JAMEL EL KHATABI, UNIVERSITAIRE ET CHERCHEUR, EN HISTOIRE À L'EXPRESSION

Descendant de la famille du légendaire Abdelkrim El Khatabi, fréquemment appelé Moulay Mohand par les Rifains, Jamel El Khatabi est universitaire et chercheur en histoire du Rif notamment. Il est également membre de l'Institut Abdelkrim El Khatabi pour la recherche et la publication. Etabli aux Pays-Bas Jamel El Khatabi est également militant des droits de la diaspora rifaine. Dans cet entretien, il dissèque les raisons intrinsèques qui ont poussé les Rifains à la révolte.
L'Expression: Depuis plusieurs mois, le Rif s'enflamme. Où s'arrêteront les manifestations du Hirak et celles qui s'allument dans d'autres régions du Maroc?
Jamel El-Khatabi: Les manifestations du mouvement de contestation Hirak qui refuse de s'incliner avant que ses revendications ne soient satisfaites, en l'occurrence la libération de tous les détenus politiques, ne peuvent aujourd'hui s'arrêter à mi-chemin de sa lutte. Jour et nuit, les Rifains sont dans les rues à crier leur colère et braver la mort et les geôles du Royaume. C'est dire que cette région est frondeuse et hostile aux autorités qui lui ont imposé un statut spécial «zone militarisée», depuis la chute de la République de Abdelkrim El Khatabi comparativement aux autres régions du Maroc.

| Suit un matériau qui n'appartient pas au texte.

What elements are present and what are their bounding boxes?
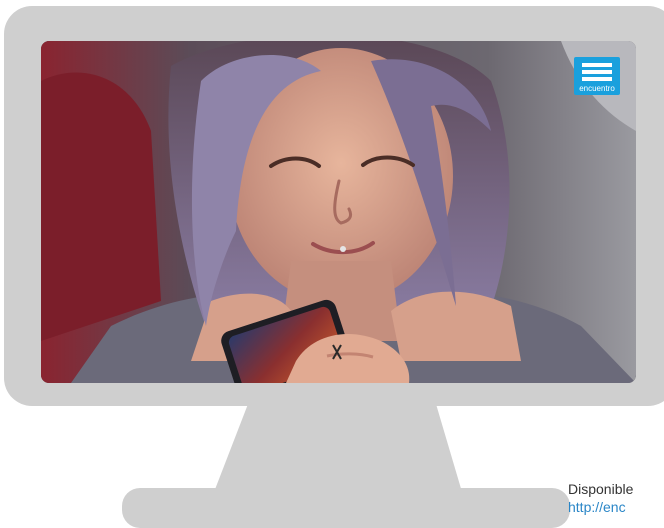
video-thumbnail-image [41, 41, 636, 383]
availability-caption: Disponible http://enc [568, 480, 664, 516]
monitor-illustration: encuentro Disponible http://enc [0, 0, 664, 528]
monitor-base [122, 488, 570, 528]
availability-link[interactable]: http://enc [568, 498, 664, 516]
logo-text: encuentro [579, 84, 615, 93]
encuentro-logo-icon: encuentro [574, 57, 620, 95]
video-screen[interactable]: encuentro [41, 41, 636, 383]
monitor-neck [214, 404, 462, 492]
availability-text: Disponible [568, 481, 634, 497]
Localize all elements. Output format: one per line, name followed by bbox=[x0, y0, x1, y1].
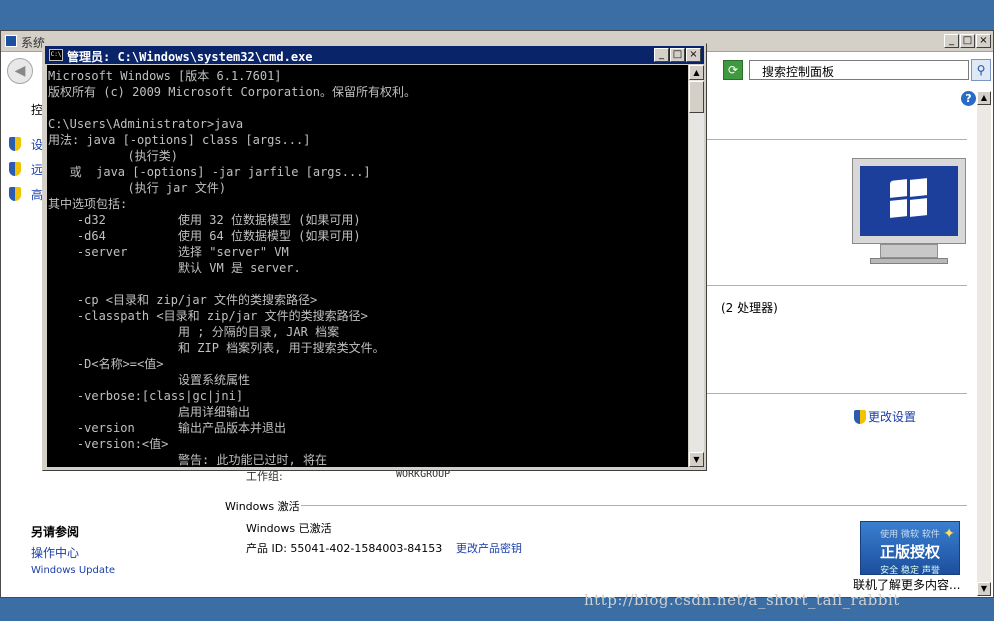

Par conséquent, elle ne compte pas rester insensible aux frémissements des vents de liberté qui soufflent sur ses terres. Aujourd'hui, des revendications ont été présentées aux autorités lors d'une grande manifestation qui a eu lieu le 9 mars dernier à Al Hoceïma. La liste des revendications comprend 21 points, parmi lesquels on y trouve entre autres la construction d'un hôpital qui répond aux besoins de la population du Rif et celle d'une université qui pourra réduire les souffrances des étudiants qui sont maintenant obligés de se déplacer pour suivre leurs études loin du Rif, la création de postes d'emploi parce que le taux de chômage au Rif est trop élevé. Néanmoins, la revendication principale demeure celle de l'abolition du décret considérant la région du Rif comme une région militaire depuis le 24 novembre 1958.
Cependant, depuis les vagues d'arrestations et d'enlèvements visant de nombreux leaders et des activistes, le mouvement pose comme priorité la libération de ces derniers sans conditions. Il faut signaler enfin que les détenus ont été gravement torturés pendant les périodes d'arrestation d'après leurs avocats. Quant aux manifestations dans d'autres régions du Maroc, qui étaient tout au début solidaires avec le Hirak du Rif, aujourd'hui, ces régions réclament, à leur tour, leurs propres revendications leur permettant de préserver leur dignité.
A votre avis, ce mouvement de contestation rifain s'essoufflera-t-il si le Makhzen s'entête dans sa répression et ignore le cri de colère des Rifains?
Le Makhzen, au lieu de répondre aux besoins de la population rifaine a préféré la langue du fer et du feu. Ainsi, a-t-il arrêté des dizaines d'activistes et de manifestants dont le nombre avoisine 200 personnes et parmi lesquelles on trouve les leaders de la contestation, en l'occurrence Nasser Zafzafi et l'artiste Silya Ziyani. Malgré ces arrestations et le renforcement par des forces militaires dans la région, la contestation ne cesse de se propager partout dans le Rif et les autres régions du Maroc. Nous souhaitons que ces manifestations organisées au Maroc et en Europe ainsi que des pétitions signées aboutissent à la libération des détenus du Hirak et à l'instauration d'un dialogue pour résoudre le conflit.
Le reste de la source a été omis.